Anne Findlay struggled to make sense of the scene in front of her.
There was an elderly woman in the bed. Her face was badly swollen and bruised. Her lip was stitched and her knee gashed. She looked like an assault victim.
“I looked at her and could hardly believe it was my mom,” says Anne. “She was that badly bruised. She looked awful.”
Her mom was conscious, but terrified, says Anne. She couldn’t speak much, because her tongue was swollen.
How could this happen? Anne had been with Beth all day and left her in good care, sleeping soundly in a Calgary hospital.
“I was horrified,” says Anne. “I was horrified because you don’t expect somebody to be injured in a hospital. When you go there you expect things to be safe.”
Beth, 84, was not in good health. She had suffered a stroke two years earlier. She had a history of heart problems and recently developed swelling in her face and abdomen, as well as a shortness of breath.
So Anne took her mom to hospital and spent a long day waiting to get Beth into care. Finally, Beth was admitted and an X-ray of her lungs was ordered.
Beth was asked to stand for the initial X-ray. She barely managed it because she was so weak. When a second X-ray was ordered later that day, Anne asked that Beth not be made to stand. The technician performed the X-ray with Beth propped up on a gurney.
That evening, Anne stayed with her mother until she was safely off to sleep. What Anne didn’t know was that, after she left for the evening another X-ray was ordered.
During the procedure, for reasons still not clear, Beth rolled off the gurney and dropped to the floor. Paramedics were called and transferred her to the emergency department where she was treated for her injuries.
When an emergency room doctor phoned Anne at home, he wasn’t too optimistic.
“This does not look like a good outcome,” he said.
Over those early hours and in coming days, Anne sought answers to the most obvious question: What happened?
The emergency room doctor said he’d been told the wheels on Beth’s gurney were not properly locked down. The nurses looking after Beth, though clearly upset, couldn’t provide any answers. No one seemed to know the exact reason why the gurney had moved, resulting in Beth’s fall.
“I went home and I documented everything that happened from when we first went into the hospital three days before,” says Anne, who then contacted the Patient Concerns Office.
A meeting was arranged with the Patient Concerns’ manager and the manager of Diagnostic Imaging. Anne gave her notes to the managers, who promised to follow-up.
“Our concern at the time was just being there with mom, obviously,” said Anne, who credits the nurses and the doctors with tremendous care and compassion over the following days.
Anne says it’s likely her mom wouldn’t have lived much longer because her heart and kidneys were failing, regardless of the injuries from the fall.
“But to see somebody you love — that badly injured in the hospital and not dying peacefully — and for that to be our final image of her, is really hard to take.”
Anne was asked to meet with Calgary Health Region staff several weeks after her mom’s death.
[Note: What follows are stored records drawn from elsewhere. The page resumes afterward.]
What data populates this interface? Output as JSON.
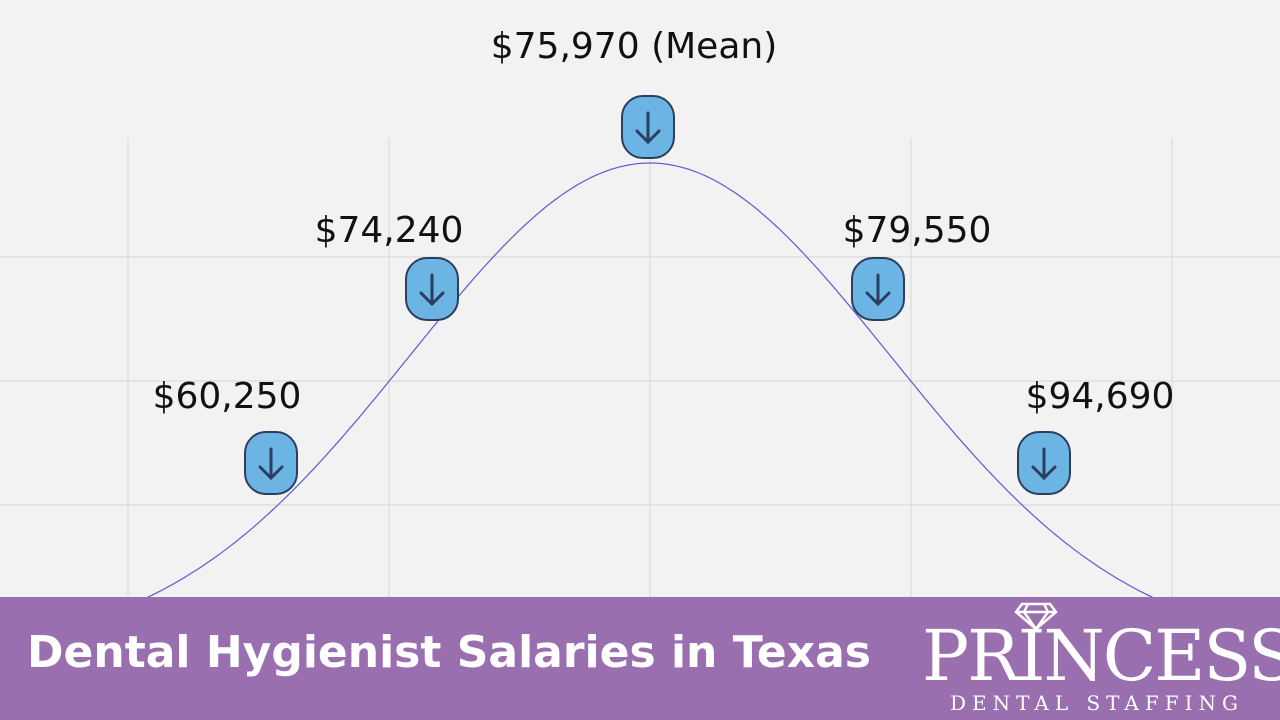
{
  "chart_data": {
    "type": "line",
    "title": "",
    "xlabel": "",
    "ylabel": "",
    "grid": true,
    "curve": "normal distribution",
    "line_color": "#5b5bd6",
    "marker_color": "#6cb4e4",
    "annotations": [
      {
        "label": "$60,250",
        "value": 60250,
        "position": "-2σ"
      },
      {
        "label": "$74,240",
        "value": 74240,
        "position": "-1σ"
      },
      {
        "label": "$75,970 (Mean)",
        "value": 75970,
        "position": "mean"
      },
      {
        "label": "$79,550",
        "value": 79550,
        "position": "+1σ"
      },
      {
        "label": "$94,690",
        "value": 94690,
        "position": "+2σ"
      }
    ]
  },
  "footer": {
    "title": "Dental Hygienist Salaries in Texas",
    "background": "#9a6fb0",
    "logo": {
      "name": "PRINCESS",
      "tagline": "DENTAL STAFFING"
    }
  }
}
At the meeting, she was told that the Velcro strips on the gurney pad used that night for Beth’s X-ray weren’t aligned properly with the gurney frame and the mattress slipped.
But what about the gurney’s wheel brakes not being locked? Hospital officials were kind. They apologized. But Anne said it all felt scripted and she was left with many unanswered questions.
Three months later, Anne gathered her family to talk about the possibility of legal action. They felt it might be the only way to get complete answers.
But in the end, they felt Beth wouldn’t want a lawsuit. So they tried to let their feelings go.
However, nine months after Beth’s death Anne saw a news item about the Halifax 5 Patient Safety Conference and a new disclosure policy in the Calgary Health Region. Again she decided to pursue answers.
Anne met with the same hospital official from the previous meeting. This time he talked more openly about Beth’s accident and was able to answer many of the questions which hadn’t been dealt with before. Although an investigation wasn’t able to pinpoint an exact cause for why the gurney had moved and why Beth had fallen, Anne felt that now there was an honest effort to provide some answers.
Also, Anne learned of the new policies and procedures developed in the Calgary Health Region to prevent another accident like Beth’s.
“That’s what I needed to know,” said Anne. “When somebody is injured in the hospital, if you don’t feel that the people involved are being honest with you about what happened, you lose trust. You’re this individual, or this family, and you feel like you’re up against a huge system. Trust is all you’ve got to go on.”
Anne also decided to get involved as a volunteer. Beth’s legacy carries on in a daughter who is now an advocate for patient safety. Anne sits on Alberta Health Service’s Patient/Family Advisory Group, the Health Quality Council of Alberta’s Patient/Family Safety Advisory Panel, and is a member of Patients for Patient Safety Canada (a patient-led program of the Canadian Patient Safety Institute).
“I wish you could have met my mom,” she says. “She was a very strong woman. She was gracious. She was intelligent and she was compassionate. I’ve been told I’m a lot like her. I couldn’t receive a higher compliment,” says Anne. “I know my mom would be proud of what I’m doing.”
Anne knew the importance of being actively involved in her mother’s care.